State-owned aluminium major National Aluminium Company Ltd (NALCO) has been asked by the Indian Ministry of Mines to substantially increase smelter capacity in order to insure that the metal is used domestically instead of being exported.
“I have asked NALCO to prepare a prospective future plan raise capacity to 20 lakh (2,000,000) tonne from the present 4.6 lakh tonne…NALCO has been exporting alumina for several years while the country keeps importing the mineral. We must utilise the mineral within the country to overcome such a scenario,” said Minister of State (Independent Charge) for Mines, Coal, Power and New & Renewable Energy Piyush Goyal at a sustainability summit this week.
“They had a full fledged expansion plan which was formed some years ago but it never took off and the reason they gave was electricity is too costly in the country. Instead, they went for a tie-up with Iran to export alumina there and produce aluminium in Iran as power is cheaper there,” he added.
He went on to say that he would presently begin a public discussion about ceasing alumina exports. Although Nalco’s current capacity is 4.6 million metric tons, it produces 20 million metric tons of alumina, over half again more than its smelters can use.
“NALCO has been exporting about 1 million tonnes of alumina, and the country is importing about 1.3 million tonnes of alumina for other (domestic) aluminium producers,” Goyal explained. “Some of these things are beyond my understanding, how governments could think.”

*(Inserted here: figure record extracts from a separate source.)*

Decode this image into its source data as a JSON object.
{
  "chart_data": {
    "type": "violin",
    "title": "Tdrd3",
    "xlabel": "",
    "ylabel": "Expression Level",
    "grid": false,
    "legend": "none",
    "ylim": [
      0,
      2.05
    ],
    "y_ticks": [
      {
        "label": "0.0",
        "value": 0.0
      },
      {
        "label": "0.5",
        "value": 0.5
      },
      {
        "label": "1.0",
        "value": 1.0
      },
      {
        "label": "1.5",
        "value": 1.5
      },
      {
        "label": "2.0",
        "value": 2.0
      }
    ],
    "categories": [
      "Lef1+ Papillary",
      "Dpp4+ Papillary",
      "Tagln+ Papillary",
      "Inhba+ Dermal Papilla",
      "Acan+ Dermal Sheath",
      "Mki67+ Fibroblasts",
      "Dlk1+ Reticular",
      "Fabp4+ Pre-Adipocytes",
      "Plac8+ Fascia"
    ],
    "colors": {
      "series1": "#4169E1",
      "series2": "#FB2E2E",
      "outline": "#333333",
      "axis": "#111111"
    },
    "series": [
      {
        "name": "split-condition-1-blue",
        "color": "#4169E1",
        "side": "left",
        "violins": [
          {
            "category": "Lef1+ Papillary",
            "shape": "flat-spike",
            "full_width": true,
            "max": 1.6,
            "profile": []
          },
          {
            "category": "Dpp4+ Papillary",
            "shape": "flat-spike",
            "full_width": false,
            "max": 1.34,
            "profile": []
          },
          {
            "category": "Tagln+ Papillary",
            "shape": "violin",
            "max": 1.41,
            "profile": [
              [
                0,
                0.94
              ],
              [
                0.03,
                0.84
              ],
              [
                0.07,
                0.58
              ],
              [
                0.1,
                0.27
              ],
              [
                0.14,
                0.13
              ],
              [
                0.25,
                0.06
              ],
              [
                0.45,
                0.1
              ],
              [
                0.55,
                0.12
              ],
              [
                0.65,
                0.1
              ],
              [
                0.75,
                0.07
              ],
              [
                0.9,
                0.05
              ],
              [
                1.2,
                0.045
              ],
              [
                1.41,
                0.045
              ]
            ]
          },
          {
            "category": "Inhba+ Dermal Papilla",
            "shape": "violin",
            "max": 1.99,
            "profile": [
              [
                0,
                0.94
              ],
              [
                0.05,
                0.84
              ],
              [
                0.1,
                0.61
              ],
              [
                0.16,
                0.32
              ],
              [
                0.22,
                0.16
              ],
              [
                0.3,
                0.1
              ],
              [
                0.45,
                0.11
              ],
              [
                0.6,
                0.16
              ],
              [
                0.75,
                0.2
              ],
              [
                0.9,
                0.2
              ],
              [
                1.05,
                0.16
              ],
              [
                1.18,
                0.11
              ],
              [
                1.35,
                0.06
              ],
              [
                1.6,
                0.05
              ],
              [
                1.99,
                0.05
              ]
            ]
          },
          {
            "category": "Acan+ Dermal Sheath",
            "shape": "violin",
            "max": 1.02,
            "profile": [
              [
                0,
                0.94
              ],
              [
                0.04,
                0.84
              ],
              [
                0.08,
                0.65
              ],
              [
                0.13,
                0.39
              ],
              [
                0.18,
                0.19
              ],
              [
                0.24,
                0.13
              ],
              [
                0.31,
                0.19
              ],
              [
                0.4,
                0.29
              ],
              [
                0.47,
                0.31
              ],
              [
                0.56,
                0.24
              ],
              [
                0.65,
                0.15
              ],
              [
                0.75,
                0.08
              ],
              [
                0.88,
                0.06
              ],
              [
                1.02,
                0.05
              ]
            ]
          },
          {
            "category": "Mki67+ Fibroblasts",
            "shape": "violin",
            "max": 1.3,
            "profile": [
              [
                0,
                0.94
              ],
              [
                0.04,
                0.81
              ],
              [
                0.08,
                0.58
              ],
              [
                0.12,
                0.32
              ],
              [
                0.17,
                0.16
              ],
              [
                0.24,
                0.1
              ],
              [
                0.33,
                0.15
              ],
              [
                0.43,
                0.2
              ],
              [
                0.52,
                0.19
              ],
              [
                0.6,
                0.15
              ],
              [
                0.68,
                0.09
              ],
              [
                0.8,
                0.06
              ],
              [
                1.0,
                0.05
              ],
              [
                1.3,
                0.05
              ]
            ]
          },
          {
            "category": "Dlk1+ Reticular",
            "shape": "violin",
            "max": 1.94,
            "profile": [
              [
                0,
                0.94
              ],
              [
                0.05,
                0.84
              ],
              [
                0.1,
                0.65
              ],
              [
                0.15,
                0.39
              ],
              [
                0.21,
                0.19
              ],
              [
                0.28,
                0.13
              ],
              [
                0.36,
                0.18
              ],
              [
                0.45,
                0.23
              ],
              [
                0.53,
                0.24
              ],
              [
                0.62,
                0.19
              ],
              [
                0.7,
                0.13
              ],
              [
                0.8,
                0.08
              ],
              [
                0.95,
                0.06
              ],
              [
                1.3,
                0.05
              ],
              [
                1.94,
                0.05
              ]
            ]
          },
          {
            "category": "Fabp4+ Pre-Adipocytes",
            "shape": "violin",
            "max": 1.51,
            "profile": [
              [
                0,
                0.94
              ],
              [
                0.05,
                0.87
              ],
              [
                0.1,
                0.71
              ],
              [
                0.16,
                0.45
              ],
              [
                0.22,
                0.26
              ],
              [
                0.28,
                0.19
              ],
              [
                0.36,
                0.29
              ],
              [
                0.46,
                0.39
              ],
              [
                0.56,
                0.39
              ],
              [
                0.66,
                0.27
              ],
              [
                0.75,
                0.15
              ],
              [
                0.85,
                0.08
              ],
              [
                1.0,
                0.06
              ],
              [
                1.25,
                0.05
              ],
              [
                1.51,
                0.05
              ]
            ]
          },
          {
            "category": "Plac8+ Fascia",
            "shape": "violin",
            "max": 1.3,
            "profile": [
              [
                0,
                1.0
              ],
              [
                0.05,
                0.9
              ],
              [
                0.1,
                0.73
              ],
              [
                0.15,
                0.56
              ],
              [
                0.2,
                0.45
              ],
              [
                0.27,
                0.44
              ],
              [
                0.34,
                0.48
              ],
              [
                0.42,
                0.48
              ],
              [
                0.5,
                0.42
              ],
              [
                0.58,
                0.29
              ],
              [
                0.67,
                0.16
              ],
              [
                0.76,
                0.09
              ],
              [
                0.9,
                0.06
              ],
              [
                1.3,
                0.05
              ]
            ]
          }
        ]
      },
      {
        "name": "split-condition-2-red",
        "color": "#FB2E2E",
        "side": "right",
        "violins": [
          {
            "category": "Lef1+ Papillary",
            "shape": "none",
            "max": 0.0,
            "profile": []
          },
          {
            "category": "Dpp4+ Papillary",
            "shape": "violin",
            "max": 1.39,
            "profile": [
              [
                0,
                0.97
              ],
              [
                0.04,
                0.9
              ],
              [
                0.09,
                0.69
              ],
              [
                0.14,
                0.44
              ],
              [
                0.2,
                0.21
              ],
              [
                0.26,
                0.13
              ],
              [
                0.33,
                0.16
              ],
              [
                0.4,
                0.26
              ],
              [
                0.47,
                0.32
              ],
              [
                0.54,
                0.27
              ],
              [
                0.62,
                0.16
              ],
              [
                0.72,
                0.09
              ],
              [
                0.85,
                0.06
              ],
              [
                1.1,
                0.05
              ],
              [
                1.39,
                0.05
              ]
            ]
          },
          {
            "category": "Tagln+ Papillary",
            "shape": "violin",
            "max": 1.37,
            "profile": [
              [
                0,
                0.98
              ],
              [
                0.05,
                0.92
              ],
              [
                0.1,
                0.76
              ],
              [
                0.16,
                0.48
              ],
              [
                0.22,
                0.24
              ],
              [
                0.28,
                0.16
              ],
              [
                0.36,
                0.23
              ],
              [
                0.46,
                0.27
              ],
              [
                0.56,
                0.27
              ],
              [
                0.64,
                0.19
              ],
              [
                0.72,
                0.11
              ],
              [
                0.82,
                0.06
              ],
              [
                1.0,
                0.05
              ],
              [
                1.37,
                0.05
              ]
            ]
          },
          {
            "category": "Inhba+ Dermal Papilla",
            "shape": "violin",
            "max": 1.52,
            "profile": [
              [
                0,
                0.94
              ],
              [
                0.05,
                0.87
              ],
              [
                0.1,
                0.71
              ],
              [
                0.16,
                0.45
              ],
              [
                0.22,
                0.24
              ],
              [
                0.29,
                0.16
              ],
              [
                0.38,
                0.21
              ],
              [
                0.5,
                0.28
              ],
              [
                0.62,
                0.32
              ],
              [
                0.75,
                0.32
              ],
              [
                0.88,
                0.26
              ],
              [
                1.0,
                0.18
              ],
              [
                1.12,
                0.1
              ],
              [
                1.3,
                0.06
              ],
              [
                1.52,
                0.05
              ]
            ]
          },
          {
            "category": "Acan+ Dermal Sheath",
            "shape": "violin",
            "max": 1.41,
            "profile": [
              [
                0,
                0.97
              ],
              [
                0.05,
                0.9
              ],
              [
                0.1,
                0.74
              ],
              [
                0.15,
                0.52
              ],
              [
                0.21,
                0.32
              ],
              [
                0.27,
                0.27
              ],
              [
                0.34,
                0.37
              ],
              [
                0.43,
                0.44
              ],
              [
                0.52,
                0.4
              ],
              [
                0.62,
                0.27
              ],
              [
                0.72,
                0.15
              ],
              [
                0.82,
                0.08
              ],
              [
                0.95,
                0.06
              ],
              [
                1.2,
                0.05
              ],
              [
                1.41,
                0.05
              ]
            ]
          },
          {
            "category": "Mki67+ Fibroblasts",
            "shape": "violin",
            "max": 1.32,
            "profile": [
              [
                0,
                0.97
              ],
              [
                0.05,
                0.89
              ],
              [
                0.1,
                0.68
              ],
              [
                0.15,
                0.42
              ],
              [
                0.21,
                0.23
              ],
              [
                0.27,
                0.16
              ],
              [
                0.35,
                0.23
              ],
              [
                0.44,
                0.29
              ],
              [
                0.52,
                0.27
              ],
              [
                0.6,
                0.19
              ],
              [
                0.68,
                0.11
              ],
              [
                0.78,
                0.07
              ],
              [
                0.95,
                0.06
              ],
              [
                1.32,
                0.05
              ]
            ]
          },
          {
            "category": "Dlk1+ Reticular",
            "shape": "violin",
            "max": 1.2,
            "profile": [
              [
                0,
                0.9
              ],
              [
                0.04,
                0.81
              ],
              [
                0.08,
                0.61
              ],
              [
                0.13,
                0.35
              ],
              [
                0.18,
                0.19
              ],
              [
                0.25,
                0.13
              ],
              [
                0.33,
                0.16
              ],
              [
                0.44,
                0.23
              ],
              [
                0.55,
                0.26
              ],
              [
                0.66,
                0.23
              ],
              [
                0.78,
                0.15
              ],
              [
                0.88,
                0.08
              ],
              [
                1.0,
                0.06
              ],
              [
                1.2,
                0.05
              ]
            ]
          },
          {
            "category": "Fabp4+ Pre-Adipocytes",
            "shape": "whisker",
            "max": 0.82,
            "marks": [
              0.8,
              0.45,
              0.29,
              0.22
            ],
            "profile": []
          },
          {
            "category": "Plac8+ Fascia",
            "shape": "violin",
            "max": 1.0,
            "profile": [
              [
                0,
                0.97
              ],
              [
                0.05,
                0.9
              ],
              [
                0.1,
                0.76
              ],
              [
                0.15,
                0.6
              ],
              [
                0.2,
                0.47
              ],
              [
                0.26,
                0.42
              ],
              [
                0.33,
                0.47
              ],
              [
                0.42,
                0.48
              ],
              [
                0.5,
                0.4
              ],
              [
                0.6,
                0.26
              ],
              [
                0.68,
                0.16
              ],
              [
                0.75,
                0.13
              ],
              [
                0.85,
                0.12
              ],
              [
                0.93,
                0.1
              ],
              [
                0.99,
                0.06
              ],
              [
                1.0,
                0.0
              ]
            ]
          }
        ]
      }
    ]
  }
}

Nalco was established in 1981 as a public sector company administered by the Ministry of Mines. It is the largest integrated aluminium complex in Asia, and the sixth largest in the world. The complex conducts bauxite mining, alumina refining, aluminium smelting and casting, power generation, rail and port operations. The main units of Nalco are at Damanjodi (Mines & Refinery complex) and Nalconagar, Angul (Smelter & Power Plant Complex).